Akhirnya, lahirlah Bank Pembangunan
Islam atau Islamic Development Bank (IDB) pada tahun 1975 di Jeddah
dengan semua negara anggota OKI sebagai anggotanya.
Di tahun yang sama, muncul Bank Islam
Dubai (Dubai Islamic Bank). Pada akhir periode 1970-an serta awal
1980-an, bank-bank syariah bermunculan di Mesir, Sudan, negara-negara
Teluk, Pakistan, Iran, Malaysia, Banglades, dan Turki.

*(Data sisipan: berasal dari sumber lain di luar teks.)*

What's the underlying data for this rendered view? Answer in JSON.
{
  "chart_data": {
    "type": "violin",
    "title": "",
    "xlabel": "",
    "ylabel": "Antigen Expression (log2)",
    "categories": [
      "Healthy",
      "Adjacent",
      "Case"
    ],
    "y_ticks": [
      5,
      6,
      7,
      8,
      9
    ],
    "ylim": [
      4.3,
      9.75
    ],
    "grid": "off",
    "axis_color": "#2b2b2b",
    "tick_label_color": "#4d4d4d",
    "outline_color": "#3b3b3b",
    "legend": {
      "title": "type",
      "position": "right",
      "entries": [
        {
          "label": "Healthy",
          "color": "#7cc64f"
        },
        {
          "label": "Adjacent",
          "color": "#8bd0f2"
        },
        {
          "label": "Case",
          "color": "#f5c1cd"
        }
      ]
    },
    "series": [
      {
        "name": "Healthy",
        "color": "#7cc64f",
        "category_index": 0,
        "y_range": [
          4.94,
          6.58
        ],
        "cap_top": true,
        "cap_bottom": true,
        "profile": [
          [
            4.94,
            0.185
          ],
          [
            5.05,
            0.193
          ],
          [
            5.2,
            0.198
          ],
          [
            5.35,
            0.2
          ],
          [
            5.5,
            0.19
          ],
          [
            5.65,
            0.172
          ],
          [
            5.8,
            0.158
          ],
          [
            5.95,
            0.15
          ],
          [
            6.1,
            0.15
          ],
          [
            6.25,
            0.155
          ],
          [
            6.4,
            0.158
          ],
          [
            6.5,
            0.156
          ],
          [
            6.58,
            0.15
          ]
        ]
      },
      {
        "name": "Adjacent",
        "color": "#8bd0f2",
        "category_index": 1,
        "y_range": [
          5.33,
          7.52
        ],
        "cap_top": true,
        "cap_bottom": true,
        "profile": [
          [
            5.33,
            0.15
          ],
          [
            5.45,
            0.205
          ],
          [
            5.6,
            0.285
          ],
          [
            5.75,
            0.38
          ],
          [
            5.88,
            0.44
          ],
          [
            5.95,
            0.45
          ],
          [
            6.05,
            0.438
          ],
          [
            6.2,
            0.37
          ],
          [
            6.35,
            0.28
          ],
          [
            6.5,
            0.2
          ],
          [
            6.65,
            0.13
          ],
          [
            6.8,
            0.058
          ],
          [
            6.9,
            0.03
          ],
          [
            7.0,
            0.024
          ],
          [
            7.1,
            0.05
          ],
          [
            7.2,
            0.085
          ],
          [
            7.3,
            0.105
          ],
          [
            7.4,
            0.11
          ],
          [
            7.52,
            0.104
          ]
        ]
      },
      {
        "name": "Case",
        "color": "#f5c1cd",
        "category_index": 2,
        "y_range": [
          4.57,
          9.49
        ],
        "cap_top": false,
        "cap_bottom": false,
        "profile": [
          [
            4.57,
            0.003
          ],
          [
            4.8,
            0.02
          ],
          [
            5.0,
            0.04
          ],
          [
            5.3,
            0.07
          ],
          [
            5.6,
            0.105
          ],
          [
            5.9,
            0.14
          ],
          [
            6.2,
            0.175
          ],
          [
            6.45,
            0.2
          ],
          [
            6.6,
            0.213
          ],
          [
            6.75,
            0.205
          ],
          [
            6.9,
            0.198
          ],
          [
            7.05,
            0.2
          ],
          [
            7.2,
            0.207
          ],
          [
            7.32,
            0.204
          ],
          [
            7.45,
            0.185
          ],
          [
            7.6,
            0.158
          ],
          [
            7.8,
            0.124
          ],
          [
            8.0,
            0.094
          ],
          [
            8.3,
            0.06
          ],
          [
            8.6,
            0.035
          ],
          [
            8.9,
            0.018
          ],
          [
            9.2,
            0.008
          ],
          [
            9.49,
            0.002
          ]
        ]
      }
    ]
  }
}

Sementara di tanah air, bank syariah
baru muncul dengan ditandatanganinya akta pendirian PT. Bank Muamalat
Indonesia (BMI) pada tanggal 1 Nopember 1991. BMI ini lahir berkat hasil
kerja TPMUI (Tim Perbankan Majelis Ulama Indonesia). Setelah itu
bermunculan bank-bank syariah lainnya. Ada yang secara khusus, ada pula
bank-bank konvensional yang membuka sub-syariah seperti BNI Syariah,
Syariah Mandiri, Niaga Syariah, Mega Syariah, dan sebagainya.
Hasilnya, bank-bank syariah sekarang
menjadi ikon baru dalam dunia perbankan dan perekonomian dunia. Aset
mereka menggelembung secara siginifikan dari tahun ke tahun.
Suatu hal yang patut juga dicatat adalah
saat nama besar dalam dunia keuangan internasional seperti Citibank,
Jardine Fleming, ANZ, Chase Chemical Bank, Goldman Sach, dan lain-lain
telah membuka cabang dan subsidiaries (anak perusahaan, red.) yang
berdasarkan syariah.
Dalam dunia pasar modal pun, Islamic
Fund (Reksa Dana Syariah, red.) kini ramai diperdagangkan. Suatu hal
yang mendorong singa pasar modal dunia, Dow Jones untuk menerbitkan
Islamic Dow Jones Index. Oleh karena itu, tak heran jika Scharf, mantan
direktur utama Bank Islam Denmark yang beragama Kristen itu menyatakan
bahwa bank Islam adalah partner baru dalam pembangunan. (Lihat Ar-Riba
fil Mu’amalat Al-Mashrafiyah Al-Mu’ashirah, 2/1017-1020, karya Dr.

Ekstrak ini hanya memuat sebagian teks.